4. 5. Equine Joint Diseases: Horses commonly suffer from joint-related issues, such as
osteoarthritis. Gene therapy has been studied to introduce genes that promote cartilage
repair and reduce inflammation in affected joints.
6. Avian Influenza: Chickens and other birds are susceptible to avian influenza, a highly
contagious viral disease. Gene therapy has been explored as a potential method to
develop genetically modified chickens with increased resistance to the virus.
7. Severe combined immunodeficiency (SCID): Gene therapy has been successful in
treating some forms of SCID, often referred to as "bubble boy disease," by restoring
immune function.
8. Hemophilia: Clinical trials have demonstrated improved blood clotting in patients with
hemophilia by introducing the missing clotting factor genes.
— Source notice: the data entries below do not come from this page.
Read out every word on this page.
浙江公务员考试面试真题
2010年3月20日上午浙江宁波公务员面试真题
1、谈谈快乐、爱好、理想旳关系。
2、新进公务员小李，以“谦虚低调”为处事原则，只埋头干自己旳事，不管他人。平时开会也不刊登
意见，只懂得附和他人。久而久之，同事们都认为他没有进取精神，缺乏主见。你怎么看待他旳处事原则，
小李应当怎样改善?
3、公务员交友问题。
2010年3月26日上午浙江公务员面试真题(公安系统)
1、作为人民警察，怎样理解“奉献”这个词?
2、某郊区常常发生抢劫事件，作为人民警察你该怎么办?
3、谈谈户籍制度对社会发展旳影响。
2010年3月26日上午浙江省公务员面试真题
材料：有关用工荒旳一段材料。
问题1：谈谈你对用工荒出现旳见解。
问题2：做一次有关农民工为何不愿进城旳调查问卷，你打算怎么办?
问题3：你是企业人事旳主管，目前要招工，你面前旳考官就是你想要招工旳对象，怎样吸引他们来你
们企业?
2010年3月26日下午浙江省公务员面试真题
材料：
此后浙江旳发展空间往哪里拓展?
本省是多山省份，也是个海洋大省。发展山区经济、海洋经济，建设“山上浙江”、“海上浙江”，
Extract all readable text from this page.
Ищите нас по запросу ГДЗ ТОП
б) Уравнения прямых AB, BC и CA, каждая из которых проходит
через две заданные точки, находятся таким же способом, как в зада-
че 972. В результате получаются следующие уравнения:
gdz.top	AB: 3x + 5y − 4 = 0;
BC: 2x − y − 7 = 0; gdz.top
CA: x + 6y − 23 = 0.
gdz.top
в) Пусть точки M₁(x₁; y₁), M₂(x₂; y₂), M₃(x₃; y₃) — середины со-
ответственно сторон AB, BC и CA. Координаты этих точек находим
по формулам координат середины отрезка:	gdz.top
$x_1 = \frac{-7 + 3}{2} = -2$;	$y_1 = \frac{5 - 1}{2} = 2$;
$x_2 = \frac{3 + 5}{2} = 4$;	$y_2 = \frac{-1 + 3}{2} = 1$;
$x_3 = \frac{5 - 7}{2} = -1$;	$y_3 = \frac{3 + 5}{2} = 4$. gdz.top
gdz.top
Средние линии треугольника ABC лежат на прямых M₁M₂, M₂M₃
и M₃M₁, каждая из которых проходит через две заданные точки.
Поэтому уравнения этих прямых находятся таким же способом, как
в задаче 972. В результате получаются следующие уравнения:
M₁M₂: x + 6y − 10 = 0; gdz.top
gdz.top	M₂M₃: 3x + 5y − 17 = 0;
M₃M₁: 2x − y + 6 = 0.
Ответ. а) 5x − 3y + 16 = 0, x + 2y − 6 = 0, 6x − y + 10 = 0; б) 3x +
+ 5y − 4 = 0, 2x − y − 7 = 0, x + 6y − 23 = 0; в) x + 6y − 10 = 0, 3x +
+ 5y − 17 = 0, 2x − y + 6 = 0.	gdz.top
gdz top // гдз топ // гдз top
9. Leber congenital amaurosis (LCA): Gene therapy has shown to improve vision in some
patients with LCA, a rare inherited form of blindness.
10. One notable example of successful gene therapy in animals is the treatment of canine
congenital blindness caused by a mutation in the RPE65 gene. This condition is similar
to Leber congenital amaurosis (LCA) in humans, which is a group of inherited retinal
disorders that cause severe vision loss or blindness at an early age.
11. Porcine Reproductive and Respiratory Syndrome (PRRS), a viral disease that affects
pigs and causes significant economic losses in the swine industry worldwide.
Researchers have been exploring gene editing techniques, such as CRISPR-Cas9, to
develop PRRS-resistant pigs. In one study, scientists used CRISPR-Cas9 to modify a
gene in pigs that provided resistance to the PRRS virus, and the pigs were found to be
less susceptible to the disease.
It's important to note that while gene therapy in animal diseases has shown promising results
in preclinical studies, translation to clinical applications can be complex and requires careful
evaluation. The safety, efficacy, and ethical considerations must be thoroughly assessed before
gene therapy can be considered as a viable treatment option for animal diseases on a larger
scale. Additionally, regulatory approvals and commercial adoption may take time before these
gene therapies become widely available in veterinary medicine. As research continues to
progress, gene therapy is likely to play an increasingly important role in improving the health
and well-being of animals affected by genetic diseases.